Wednesday, May 11, 2011

The Sopranos, season 4, proper.

Maybe Livia was right?
What a dark, sociopathic mess. Seriously, if it wasn't so brilliantly written, I may have just had to, you know, quit watching because it's really hard seeing everyone literally hurl themselves directly into the gutter. What I think Season 4 accomplishes best is a concrete link to the gangster film genre and its theme of decline (or self-destruction). Emptiness and despair. Where we all may have idolized Tony Soprano et al in the past, the events in these episodes serve to pretty much neutralize that sentiment and to leave us backing away slowly. Christ, what a downer.



---Bobby Bacala's wife suddenly dies; his kids are traumatized by AJ and a ouiga board.
---Gloria Trillo commits suicide.
---Ralph Cifaretto's young son takes an archery arrow through the chest.
---Paulie betrays Tony to Johnny Sac.
---Ralph burns down the stables; Tony reacts by killing him.
---Paulie's mother is pathetic and unable to make friends at Green Grove.
---Christopher is addicted to heroin.
---Adriana meets regularly with the Feds.
---Tony cheats. (Again). (A lot). Carmela finds out. (Again).
---Carmela and Furio are in love but cannot act on their feelings.
---Tony quits therapy.
---Johnny Sac wants Carmine clipped; Tony first agrees and then backs out.

It's all very disheartening. Also, there is a scene, near the end of the episode "Calling All Cars," where Tony dreams he is a masonry worker at an old house. He knocks at the door and starts to open it when suddenly, slowly, a dark figure comes down the stairway just in front of him. You never see the figure's face, but it's clearly a woman. It just sort of hovers down the stairs, silently, while he watches from the door. And it's goddamned terrifying, almost in a Mother-Bates kind of way. What does it mean? Is it Tony's depression? Livia, from the grave? A warning of events to come? THE DEVIL? Who knows, but seriously, gross. I very nearly didn't even include the clip because I really didn't want to revisit it, but if this has to be in my head, I figure it can be in yours, too. Enjoy.



Lastly, there are two positive things I can include, but they're pretty minor considering the rest of the season's (unfortunate) events:

1. COUSIN BRIAN CAMARATTA (Matt Del Negro). Wow. Like a tall, Italian Doctor Carter. Definitely captured my interest. Unfortunately I was not able to find any action shots of his drunken vomiting or snorting coke off the stripper's rack, which is a shame.

2. Carmela's (Edie Falco's) performance in "Whitecaps," the season finale. Double-wow. That was some seriously heavy acting. Nice work.

4 comments:

Justin Garrett Blum said...

My parents loved this show. I never really watched it past a few episodes in the first season. I did find it funny how my dad seemed to sort of...I don't know if I'd say idolize (as you said)...but he definitely seemed to find Tony Soprano an appealing character. I always found him to be a real bastard and never liked him in any of the episodes I saw.

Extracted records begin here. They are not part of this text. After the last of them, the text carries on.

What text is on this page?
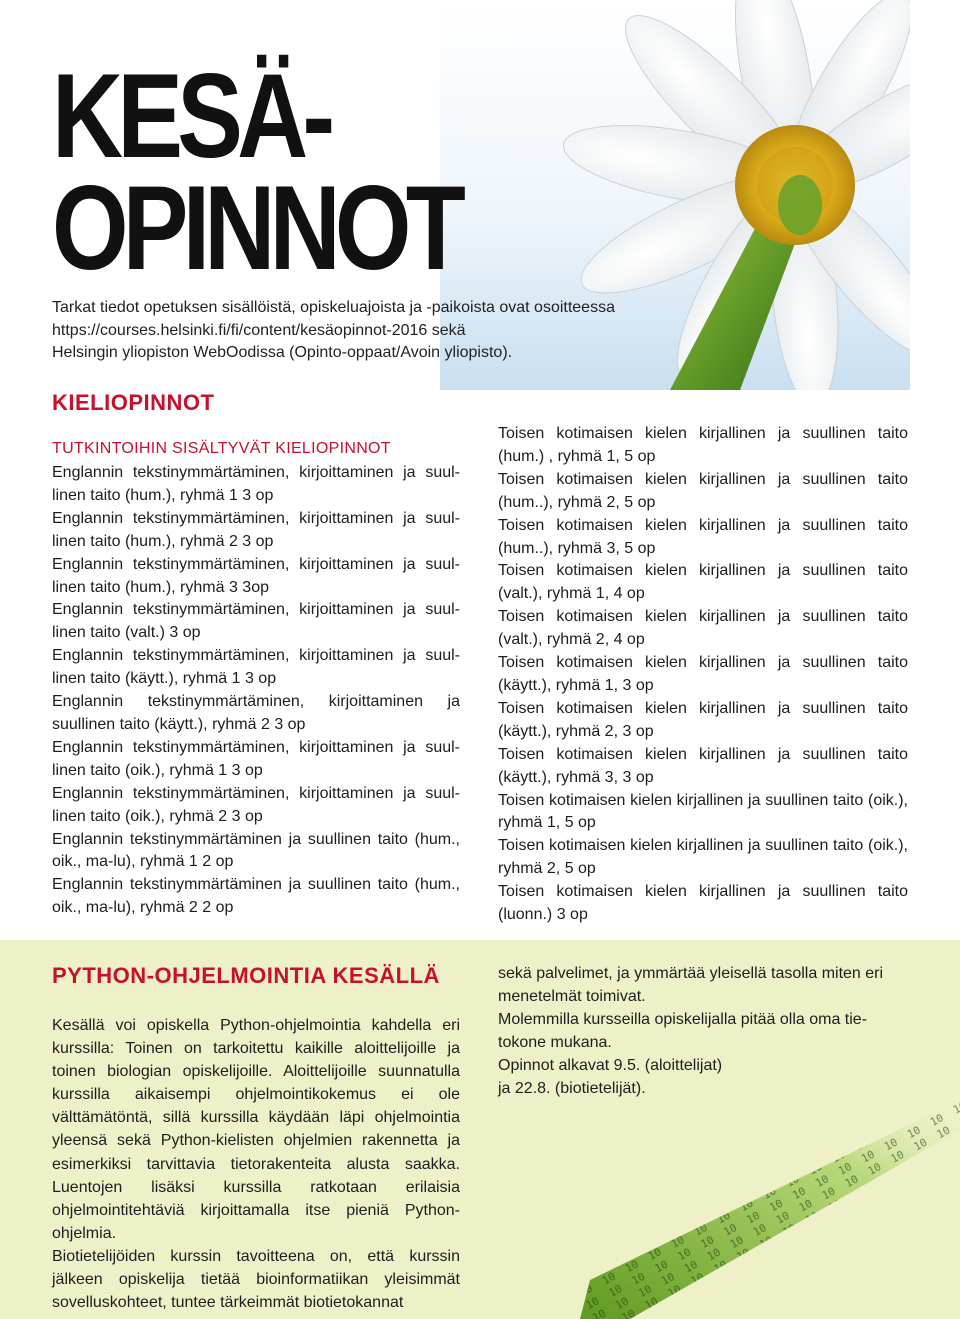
KESÄ-
OPINNOT
Tarkat tiedot opetuksen sisällöistä, opiskeluajoista ja -paikoista ovat osoitteessa
https://courses.helsinki.fi/fi/content/kesäopinnot-2016 sekä
Helsingin yliopiston WebOodissa (Opinto-oppaat/Avoin yliopisto).
KIELIOPINNOT
TUTKINTOIHIN SISÄLTYVÄT KIELIOPINNOT

Englannin tekstinymmärtäminen, kirjoittaminen ja suullinen taito (hum.), ryhmä 1 3 op

Englannin tekstinymmärtäminen, kirjoittaminen ja suullinen taito (hum.), ryhmä 2 3 op

Englannin tekstinymmärtäminen, kirjoittaminen ja suullinen taito (hum.), ryhmä 3 3op

Englannin tekstinymmärtäminen, kirjoittaminen ja suullinen taito (valt.) 3 op

Englannin tekstinymmärtäminen, kirjoittaminen ja suullinen taito (käytt.), ryhmä 1 3 op

Englannin tekstinymmärtäminen, kirjoittaminen ja suullinen taito (käytt.), ryhmä 2 3 op

Englannin tekstinymmärtäminen, kirjoittaminen ja suullinen taito (oik.), ryhmä 1 3 op

Englannin tekstinymmärtäminen, kirjoittaminen ja suullinen taito (oik.), ryhmä 2 3 op

Englannin tekstinymmärtäminen ja suullinen taito (hum., oik., ma-lu), ryhmä 1 2 op

Englannin tekstinymmärtäminen ja suullinen taito (hum., oik., ma-lu), ryhmä 2 2 op

Toisen kotimaisen kielen kirjallinen ja suullinen taito (hum.) , ryhmä 1, 5 op

Toisen kotimaisen kielen kirjallinen ja suullinen taito (hum..), ryhmä 2, 5 op

Toisen kotimaisen kielen kirjallinen ja suullinen taito (hum..), ryhmä 3, 5 op

Toisen kotimaisen kielen kirjallinen ja suullinen taito (valt.), ryhmä 1, 4 op

Toisen kotimaisen kielen kirjallinen ja suullinen taito (valt.), ryhmä 2, 4 op

Toisen kotimaisen kielen kirjallinen ja suullinen taito (käytt.), ryhmä 1, 3 op

Toisen kotimaisen kielen kirjallinen ja suullinen taito (käytt.), ryhmä 2, 3 op

Toisen kotimaisen kielen kirjallinen ja suullinen taito (käytt.), ryhmä 3, 3 op

Toisen kotimaisen kielen kirjallinen ja suullinen taito (oik.), ryhmä 1, 5 op

Toisen kotimaisen kielen kirjallinen ja suullinen taito (oik.), ryhmä 2, 5 op

Toisen kotimaisen kielen kirjallinen ja suullinen taito (luonn.) 3 op

PYTHON-OHJELMOINTIA KESÄLLÄ

Kesällä voi opiskella Python-ohjelmointia kahdella eri kurssilla: Toinen on tarkoitettu kaikille aloittelijoille ja toinen biologian opiskelijoille. Aloittelijoille suunnatulla kurssilla aikaisempi ohjelmointikokemus ei ole välttämätöntä, sillä kurssilla käydään läpi ohjelmointia yleensä sekä Python-kielisten ohjelmien rakennetta ja esimerkiksi tarvittavia tietorakenteita alusta saakka. Luentojen lisäksi kurssilla ratkotaan erilaisia ohjelmointitehtäviä kirjoittamalla itse pieniä Python-ohjelmia.

Biotietelijöiden kurssin tavoitteena on, että kurssin jälkeen opiskelija tietää bioinformatiikan yleisimmät sovelluskohteet, tuntee tärkeimmät biotietokannat

sekä palvelimet, ja ymmärtää yleisellä tasolla miten eri menetelmät toimivat.

Molemmilla kursseilla opiskelijalla pitää olla oma tietokone mukana.

Opinnot alkavat 9.5. (aloittelijat)

ja 22.8. (biotietelijät).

But anyway, yeah...creepy scene. I can't even imagine what kind of fucked up nighmares you'd have to endure as a mobster if you retained even a modicum of conscience.

television lady said...

I have to say, rewatching it now, Tony's a giant prick. To everyone. I think the first three seasons had a little bit of optimism or at least positivity to them, but 4 and 5 are downright brutal. And doing it all in one sitting (as opposed to every sunday night strung along for a season) is not the way to do a show that's negative.

alexis said...

i think you hit it right on the nose when talking about the loss of optimism over the course of season 4. Chase does a really good job of sort of endearing Tony to the audience by presenting him as a "normal" family man struggling with balancing his professional ambitions and his family life, through the first 3 seasons. However, during season 4 we see the true impact of Tony's actions on those around him. Culminating with Tony repeatedly begging the question- "Am I a toxic person?", and the death of his one last mutual love- Pie O My. Remember by this point even Carmela has come to see Tony as a impediment to her own happiness. A change occurs at this point in the series, symbolized by the dream of Carmela, Ralphy, and Gloria driving Tony. Here we see every facet of Tony's life (familial, professional, romantic) represented by people he has victimized. The caterpillar/butterfly (synonymous with change) on Ralph's head points to the fact that Tony, from this point on, will have to own the consequences of his actions. The terrifying scene is a foreshadowing of Tony's death, a guarantee of certain consequences to come.

television lady said...

Alexis:

WOW! yes! I guess I never really looked very deeply into the dream before because I was so horribly terrorized by the black shadow bit coming down the steps . . . but
yeah, you nailed it.

Pie-O my---the last innocent, gets nothing but a painful death. I guess even knowing Tony is hazardous. It's all coming home to roost now, I just got season 6 in the mail. I hardly remember any of it from the initial run . . . I'm bracing myself.